Five hundred giant sons returned from their wanderings and ate hungrily from their mother's cauldron of porridge. Only when they reached the bottom and found her bones did they understand what they had consumed. Their grief turned them to stone where they stood: the basalt pillars of Yeongsil on Hallasan.

Mythology & Lore

The Giantess's Sons

Seolmundae Halmang built Jeju Island. She scooped earth from the sea floor and piled it into a mountain, and three hundred sixty-eight smaller peaks rose from the soil she spilled along the way. She shaped Hallasan with her hands. Her five hundred sons inherited her size, and they roamed the volcanic slopes while she worked to keep them fed. The labor never ended. Five hundred mouths, five hundred appetites, and one mother to fill them all.
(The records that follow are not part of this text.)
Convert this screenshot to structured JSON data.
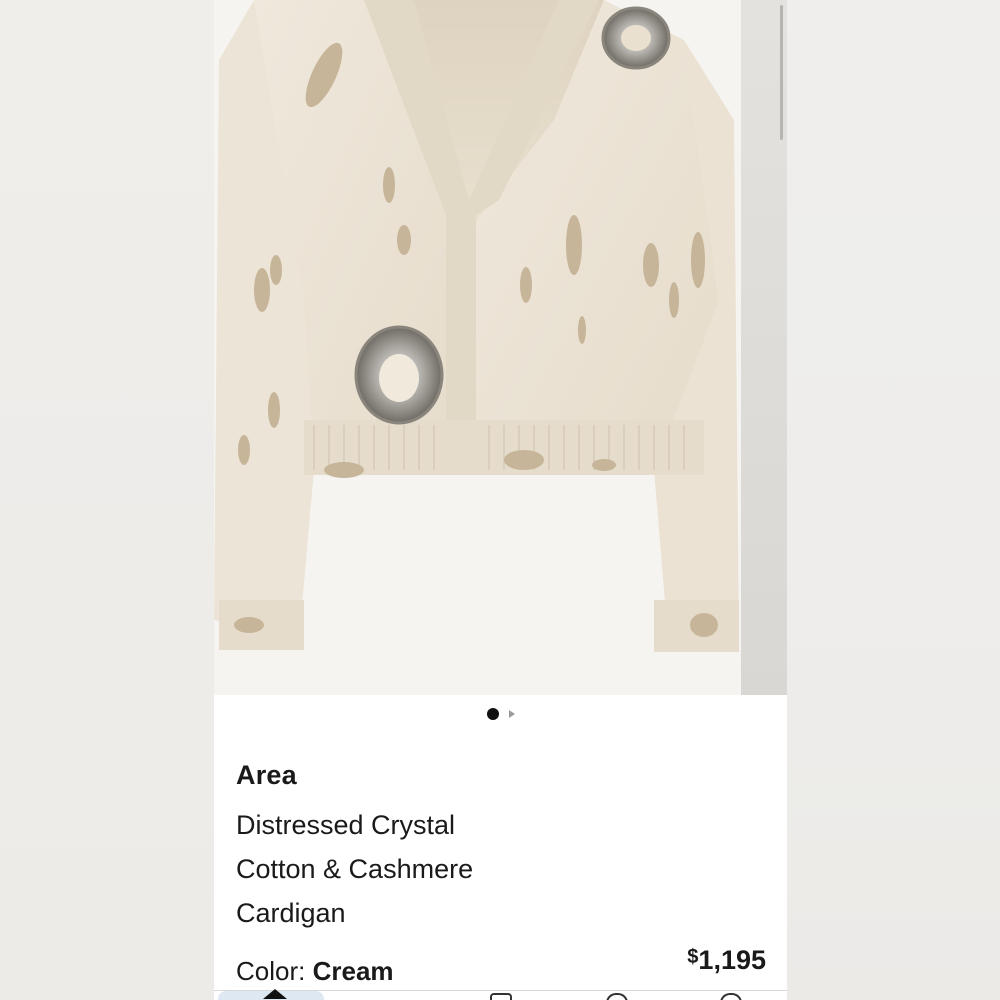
{
  "product": {
    "brand": "Area",
    "title_lines": [
      "Distressed Crystal",
      "Cotton & Cashmere",
      "Cardigan"
    ],
    "price": "$1,195",
    "price_symbol": "$",
    "price_amount": "1,195",
    "color_label": "Color:",
    "color_value": "Cream"
  },
  "carousel": {
    "image_count": 2,
    "active_index": 1,
    "image_description": "cream distressed cardigan with crystal brooches"
  },
  "tabbar": {
    "tabs": [
      "home-icon",
      "shop-icon",
      "wishlist-icon",
      "account-icon"
    ],
    "active": "home-icon"
  },
  "colors": {
    "cardigan": "#ece4d6",
    "accent_tab": "#dde8f2",
    "text": "#1a1a1a"
  }
}
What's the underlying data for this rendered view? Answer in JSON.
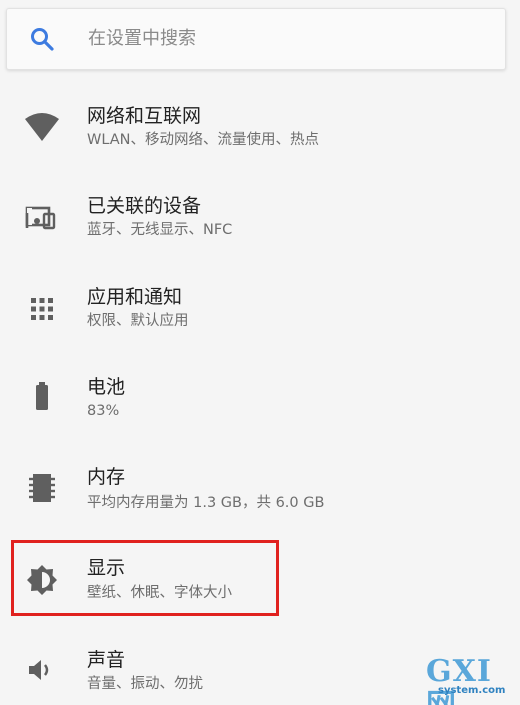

One day she set a cauldron over a fire large enough to heat it and began preparing porridge. The pot was vast, the grain mountain-high, and she stirred the bubbling mass with an implement the size of a tree. She lost her footing on the cauldron's rim and fell into the boiling porridge. No one was there to pull her out. She died in the pot, and the porridge closed over her.

The Bottom of the Cauldron

The five hundred sons came back from every direction, hungry as always, and gathered around the cauldron. They ate eagerly. The porridge was thick and good and there was enough for all of them. Only when they scraped the bottom did they find their mother's bones. No one spoke. She had fed them for the last time, and they had not known.

The sons turned to stone where they stood. No god cursed them. No force punished them. Grief alone did it. Each son froze in his anguish, a pillar of basalt rooted to the mountainside.

The petrified Obaek Janggun are the basalt columns at Yeongsil on Hallasan's western slopes. Hundreds of columnar rock formations stand there like an assembly of giants frozen mid-stride. Other clusters of standing rocks around Jeju are attributed to the scattered sons. The island their mother built became their monument.